There have been many more trips since then. I often made a detour when I travelled overland from the UK to Sweden, to visit Berlin. I was fascinated by being able to move from one social system to another by a short journey on the S-bahn from Zoo bahnhof to Friedrichstrasse. I was depressed by the heritage of Stalinism which eventually crushed the hopes for a new Germany but relieved by the virtual absence of advertising, the feeling of natural adequacy when objects were products for use and not for profit, the serious bookshops full of classics (I had no problems with shortage of things I wanted to buy, only a shortage of GDR marks).
And fascinated by the quirks arising from making borders between municipal districts into a national frontier. I walked long distances along the border, inspected it more closely from the West as visual access from the east was often shielded. And visited semi-exclaves like Steinstücken where you could wave at people in the East who waved back, as you looked down on the border which was in a ditch at one point. However, I never travelled with the farmer whose tractor was apparently accompanied by the border police to some isolated field in the GDR that belonged to west Berlin. Or with allotment owners whose plots were in the east and who had to ring on a bell on a gate in the wall to be let through, safe in the knowledge that their cucumbers were protected from filchers by umpteen divisions of the Soviet army.
And amusing episodes such as standing on Friedrichstrasse after leaving the border facility when a border guard came running towards me at full speed. Even though I take the little songs about stone faced border guards with a lorryload rather than a pinch of salt, it was still unnerving. The border guard came to a halt before me and handed over various papers and whatever else it was that I had forgotten on his shelf when searching unsystematically for my passport. And then left me with a shy smile.
And another time when a car stalled and wouldn’t start in a street with administrative buildings but few people in central Berlin. And I helped the driver push start his vehicle. I liked the idea of me getting the machinery of the GDR into motion – it’s not often that I feel like Hercules so I have to savour and preserve these moments well.
Later there were more trips to Berlin when I was pretending to do a PhD and even more when one of my children lived there and now again to see friends.
I enjoy the freedom to visit Berlin’s surroundings (just recently to Greifswald) and the city still interests and attracts me but I am nostalgic for what has been lost as well as gained. I felt closer to the old working class Germany in the GDR, the Germany before the horrors of the 1930s and the Nazis and before the American veneer. I was also fascinated by the glimpses of a life that could be organised differently from our western dance around the golden calf or rather timeless dance around the black hole of capital, glimpses of an everyday life without the profit motive that could be seen despite all the distortions of Stalinism.
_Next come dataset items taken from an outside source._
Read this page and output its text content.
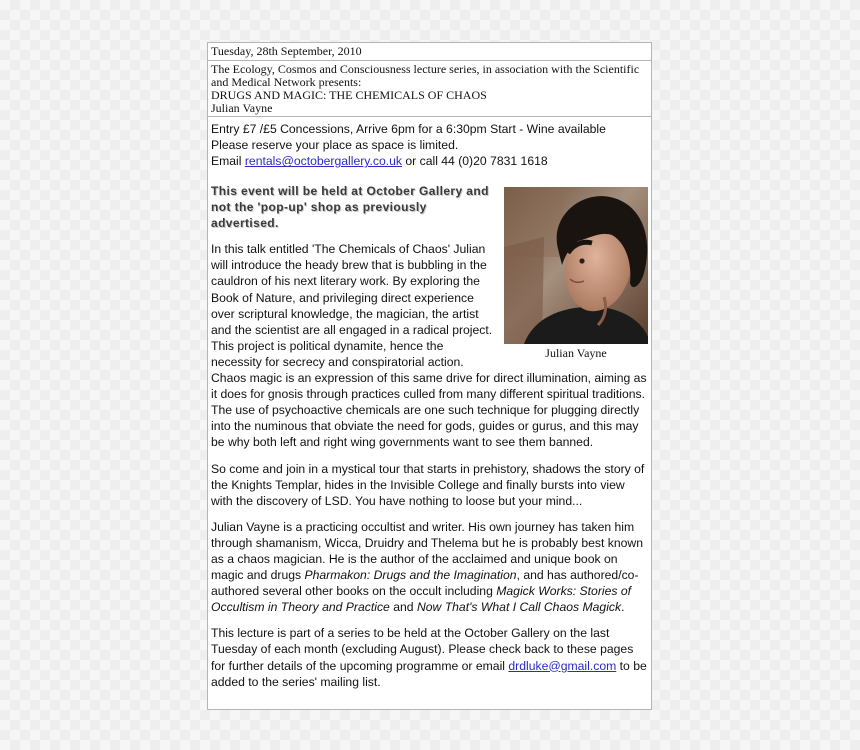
Tuesday, 28th September, 2010
The Ecology, Cosmos and Consciousness lecture series, in association with the Scientific and Medical Network presents:
DRUGS AND MAGIC: THE CHEMICALS OF CHAOS
Julian Vayne
Entry £7 /£5 Concessions, Arrive 6pm for a 6:30pm Start - Wine available
Please reserve your place as space is limited.
Email rentals@octobergallery.co.uk or call 44 (0)20 7831 1618
Julian Vayne

This event will be held at October Gallery and not the 'pop-up' shop as previously advertised.

In this talk entitled 'The Chemicals of Chaos' Julian will introduce the heady brew that is bubbling in the cauldron of his next literary work. By exploring the Book of Nature, and privileging direct experience over scriptural knowledge, the magician, the artist and the scientist are all engaged in a radical project. This project is political dynamite, hence the necessity for secrecy and conspiratorial action. Chaos magic is an expression of this same drive for direct illumination, aiming as it does for gnosis through practices culled from many different spiritual traditions. The use of psychoactive chemicals are one such technique for plugging directly into the numinous that obviate the need for gods, guides or gurus, and this may be why both left and right wing governments want to see them banned.

So come and join in a mystical tour that starts in prehistory, shadows the story of the Knights Templar, hides in the Invisible College and finally bursts into view with the discovery of LSD. You have nothing to loose but your mind...

Julian Vayne is a practicing occultist and writer. His own journey has taken him through shamanism, Wicca, Druidry and Thelema but he is probably best known as a chaos magician. He is the author of the acclaimed and unique book on magic and drugs Pharmakon: Drugs and the Imagination, and has authored/co-authored several other books on the occult including Magick Works: Stories of Occultism in Theory and Practice and Now That's What I Call Chaos Magick.

This lecture is part of a series to be held at the October Gallery on the last Tuesday of each month (excluding August). Please check back to these pages for further details of the upcoming programme or email drdluke@gmail.com to be added to the series' mailing list.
It’s increasingly hard to see the physical differences between the former West Germany and the GDR. The tone felt different in smaller, less affluent towns like Wolgast on the Baltic but the shops in Greifswald and even more in Potsdam are as plush as those in the old West. An architect could see the still abundant prefabricated buildings, the “plattenbau”, but the tell-tale semi-ruined buildings where ownership is disputed are becoming fewer and fewer in number. And now you have to be in your thirties to have any memory of life in the GDR.